Bu tür etkili uygulamalar hayata geçirilirken hep “Neden geç kalındığı?” eleştirileri yapılır. Ancak problemler kangrene dönüşmedikçe etkili çözümler de üretilemiyor.

Önemli olan uygulamada etkili sonuçlar alınması. Sağlıklı fiyat bilgileri, manipülasyonları da azaltacaktır.

Diğer yandan devletin kararlı tutum sergilemesi, şu an enflasyonun birincil kaynağı olan beklenti enflasyonunu da olumlu yönde etkileyecektir.

Dijital çağda, şeffaflığın her alanda sağlanması, rekabeti, kaliteyi ve uygun fiyatı beraberinde getirecektir.

Sonraki adım ise gıda piyasalarındaki oligopol yapısının kırılması olmalı. Elbette ki mahalledeki bakkal amca büyük çapta hakimiyetini zincir marketlere kaptırdı. Gelinen bu aşamadan sonra bunun tersine çevrilmesi pek de mümkün görünmüyor. En azında oligopol gücünün, tüm ülkenin enerjisini sömürmesine izin vermeyecek şekilde eldeki imkanlar kullanılmalı.

Tarım ürünleri ihracatının Kasım ayında, geçen yılın aynı dönemine göre %10,2 artarak 3 milyar 329 milyon USD olduğu gerçeğini de iyi okumak gerekiyor. Bu değer, 2020 yılına göre %39,1 oranında daha yüksek (Anadolu Ajansı).

Bu veri aynı zamanda, tarımsal ürün ihracatının artmasının gıda enflasyonu üzerinde etkili olabileceğine de işaret eder. Bu konunun akademik olarak ayrıca incelenmesi gerekir.

Yeni asgari ücretin belirlenmesi, enflasyon konusunda iş dünyasını bekleyen tehditler arasında. Asgari ücret, ekonomik, sosyal ve siyasi birçok yönü olan önemli bir konu. Artışın düşük tutulması, yaklaşık 13,5 milyon insanın ve ailesinin sıkıntılarının büyümesi demek. Yüksek tutulması ise yine onlar adına işsizlik anlamına gelebilecek. Fakat enflasyon açısından bakıldığında, hem maliyet hem de talep enflasyonunu körükleyebilecektir.
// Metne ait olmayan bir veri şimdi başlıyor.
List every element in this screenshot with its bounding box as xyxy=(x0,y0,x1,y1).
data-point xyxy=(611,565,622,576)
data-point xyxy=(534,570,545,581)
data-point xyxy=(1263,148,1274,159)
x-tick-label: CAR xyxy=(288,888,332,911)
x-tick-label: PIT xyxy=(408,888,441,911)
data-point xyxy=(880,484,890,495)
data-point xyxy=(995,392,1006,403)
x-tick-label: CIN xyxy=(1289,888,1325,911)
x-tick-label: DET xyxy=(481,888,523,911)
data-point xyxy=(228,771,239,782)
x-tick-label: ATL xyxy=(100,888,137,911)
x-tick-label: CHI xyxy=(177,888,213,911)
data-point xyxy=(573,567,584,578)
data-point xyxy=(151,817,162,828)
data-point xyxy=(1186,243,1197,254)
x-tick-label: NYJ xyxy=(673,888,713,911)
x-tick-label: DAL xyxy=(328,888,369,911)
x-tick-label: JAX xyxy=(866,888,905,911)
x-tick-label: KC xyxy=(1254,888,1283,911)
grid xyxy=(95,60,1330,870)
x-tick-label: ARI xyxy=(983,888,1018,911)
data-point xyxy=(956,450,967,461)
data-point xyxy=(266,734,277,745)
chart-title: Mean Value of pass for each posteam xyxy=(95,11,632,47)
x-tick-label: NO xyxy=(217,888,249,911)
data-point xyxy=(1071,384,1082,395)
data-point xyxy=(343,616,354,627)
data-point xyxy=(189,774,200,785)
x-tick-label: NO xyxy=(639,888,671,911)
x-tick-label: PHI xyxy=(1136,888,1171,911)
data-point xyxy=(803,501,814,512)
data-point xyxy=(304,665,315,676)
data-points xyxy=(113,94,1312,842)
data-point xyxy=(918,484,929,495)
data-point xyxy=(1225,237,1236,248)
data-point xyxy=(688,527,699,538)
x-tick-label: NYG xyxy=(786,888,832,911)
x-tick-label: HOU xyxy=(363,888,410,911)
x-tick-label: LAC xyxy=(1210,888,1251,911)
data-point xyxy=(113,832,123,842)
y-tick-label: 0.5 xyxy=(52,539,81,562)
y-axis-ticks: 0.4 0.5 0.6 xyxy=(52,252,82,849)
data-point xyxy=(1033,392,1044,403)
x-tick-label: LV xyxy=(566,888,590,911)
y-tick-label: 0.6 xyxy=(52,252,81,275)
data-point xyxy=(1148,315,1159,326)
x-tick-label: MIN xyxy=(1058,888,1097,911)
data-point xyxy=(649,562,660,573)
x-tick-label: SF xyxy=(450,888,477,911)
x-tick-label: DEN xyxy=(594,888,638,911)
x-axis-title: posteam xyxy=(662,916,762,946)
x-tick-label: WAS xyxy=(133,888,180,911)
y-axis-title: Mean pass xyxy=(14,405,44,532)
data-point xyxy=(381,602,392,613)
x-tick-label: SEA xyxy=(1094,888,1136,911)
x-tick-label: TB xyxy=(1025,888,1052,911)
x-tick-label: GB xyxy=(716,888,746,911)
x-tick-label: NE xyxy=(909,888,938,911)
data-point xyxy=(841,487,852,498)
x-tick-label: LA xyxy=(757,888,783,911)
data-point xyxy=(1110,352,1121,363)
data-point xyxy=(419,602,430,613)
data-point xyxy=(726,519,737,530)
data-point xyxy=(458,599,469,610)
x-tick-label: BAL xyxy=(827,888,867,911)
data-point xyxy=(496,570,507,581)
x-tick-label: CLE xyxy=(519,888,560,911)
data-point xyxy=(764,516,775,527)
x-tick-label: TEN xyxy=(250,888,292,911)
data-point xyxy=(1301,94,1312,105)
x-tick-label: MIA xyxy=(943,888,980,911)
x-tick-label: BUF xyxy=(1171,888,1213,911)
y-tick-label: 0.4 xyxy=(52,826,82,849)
Bunun sonucunda da bir türlü kırılamayan enflasyon beklentisi daha da yükselebilecektir.

Gıda enflasyonunda bir diğer tehdit, kış ayları… Tarımsal üretimde yaz aylarının bolluk ve bereketi geride kaldı. Kışın, maliyetleri daha yüksek olan sera ürünlerine bağımlılık söz konusu. Seracılıkta önemli bir maliyet unsuru olan enerji fiyatlarının olumlu seyri umutları artırıyor.

Ezcümle; gıda üretiminde ve arzında artış var. Gıda ürünleri ihracatı yükselişte. Raflarda eksikliği duyulan hiçbir ürün yok. Büyüme ve istihdam rakamları da yükseliyor. Artık enflasyonu, özellikle de mutfağa yansıyan enflasyonu kontrol altına almanın zamanı. Düşen petrol fiyatları, Rusya’dan aldığımız doğalgazda indirim sinyalleri, bulunan yeni petrol kaynakları, yükselen borsa, Pandeminin yeniden nüksetmemiş olması, dış politikadaki olumlu gelişmeler — özellikle de tahıl koridoru başarısı —  ve nihayet baz etkisinin de yansıyacak olması iyi bir zemin hazırlamakta.